Should Mitch feel that everything he was taught and the amount of tactful skills he developed were all for naught because his decisions are repealed in a flippant manner?


But, let's not dwell on the negatives. We can all think back to poor managerial practices or workplace abuses. Some are obvious such as sexual harassment. Others, like callousness or ignorance, aren't as direct but hurt just as much. Informing employees that you only need this job to pay off your second car or home renovations is insensitive. But, what about the good? Let's explore an anecdote about a positive interaction and then a system of creating a mutually-beneficial workplace that isn't forced nor contrived.


Positive, Case 3: Communication is everything.


Christian works in a grocery store. When asked about it, while he primarily recalled more bad than good, there is one manager who stood out like a shining light amid a dark sky. Christian went on to recount how this one manager always greets him if he isn't busy, checks on his duties to see if he needs anything, and attempts to coordinate what is going on in the department as other managers give him conflicting requests having not spoken to each other or taken the time to learn what the current status of Christian's station is. His manager's tone is friendly, professional, and overall the manager carries a respectable aura. The manager seeks both sides to a problem and even if the result isn't in Christian's favor, will provide follow-up and support with little delay.
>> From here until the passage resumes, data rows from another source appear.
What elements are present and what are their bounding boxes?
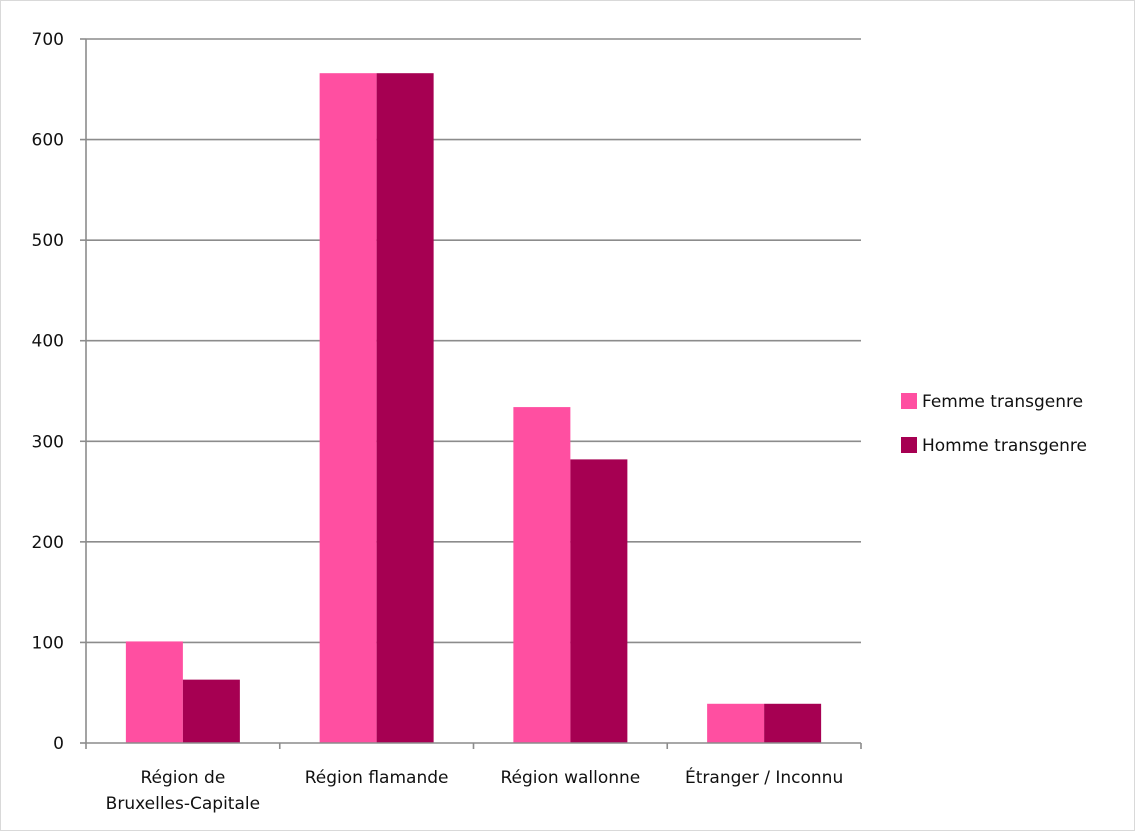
bar [125,641,183,743]
x-category-label: Étranger / Inconnu [685,766,843,788]
x-category-label: Région de [140,768,225,788]
y-tick-label: 400 [32,332,64,352]
x-category-label: Bruxelles-Capitale [106,794,260,814]
x-axis: Région de Bruxelles-Capitale Région flaman… [85,742,862,814]
y-tick-label: 0 [53,734,64,754]
bar [513,407,571,743]
gridlines [86,38,861,644]
bars [125,73,822,744]
y-tick-label: 200 [32,533,64,553]
legend-label: Femme transgenre [922,392,1083,412]
y-tick-label: 500 [32,231,64,251]
y-tick-label: 300 [32,432,64,452]
bar [319,73,377,744]
bar [376,73,434,744]
legend-swatch [901,393,917,409]
legend: Femme transgenre Homme transgenre [901,392,1087,456]
y-tick-label: 700 [32,30,64,50]
legend-swatch [901,437,917,453]
x-category-label: Région wallonne [500,768,640,788]
bar [182,679,240,743]
bar [570,459,628,743]
legend-label: Homme transgenre [922,436,1087,456]
bar [764,703,822,743]
y-axis: 0 100 200 300 400 500 600 700 [32,30,87,754]
y-tick-label: 100 [32,633,64,653]
bar [707,703,765,743]
x-category-label: Région flamande [305,768,449,788]
y-tick-label: 600 [32,131,64,151]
Christian is by no means a perfect employee. He admits this. But, because he is treated like a competent, understanding person he doesn't get discouraged. He feels empowered by his manager and as such, is able to report more problems, offer alternative solutions to events, and doesn't dread coming in to work. It isn't that he feels like a valuable employee, he feels like a valuable human being.


Should Christian have to feel disappointed that there aren't more managers like his?


Solutions, Case 4: Kaizen - "Continuous Improvement"


There is no magic bullet point on a guidebook that can address workplace relations. Every human is unique and the situations they create are infinitely more so. That is why the bonds between employee and employer must never cease growing. "Kaizen" is a practice usually talked about on industrial production floors and was even used during Fireland's POLA (Public Officials Leadership Academy) when the representative from Lean Ohio (http://lean.ohio.gov/) discussed what he does. In essence: management and employees spend a week working together to go over everything a particular process involves from the ground up. Nothing is sacred, just because Cathy always does a certain report on Thursdays and has for the past seven years doesn't matter. Just because Donnell has ten years experience with the company and everything has run fine according to him doesn't matter.


To continue to borrow Japanese business terms, primarily from "The Toyota Way" we must also consider the practice of "genchi genbutsu", or effectively, "go and see". An American translation of it is "Management by Walking Around". Effectively, a manager cannot hope to do a good job by staying in his/her office alone. In order to understand the processes that are in effect and the people who literally make it happen, you must go out onto the shop floor. You must walk the aisles. Ask questions. Compare how rules are implemented as discrepancies can occur from author's desk to being in the field, or, "gemba"  - the place it actually happens.


When was the last time you as a manager (or you as an employee had a manager who) opened him/her/yourself up to ask questions? To seek where improvements could be made? To show at least a modicum of respect for employees as people with their own interests and lives? To take an extra second to just say "thank you/good job"?


Perhaps we will return with another installment of "It is your job" to continue to offer advice and suggestions on how to improve yourselves and your working atmosphere. The moral of the story as we have explored so far is that going out of your way to interact with each other often speaks volumes and creates an atmosphere of constant personal growth and refined company policy.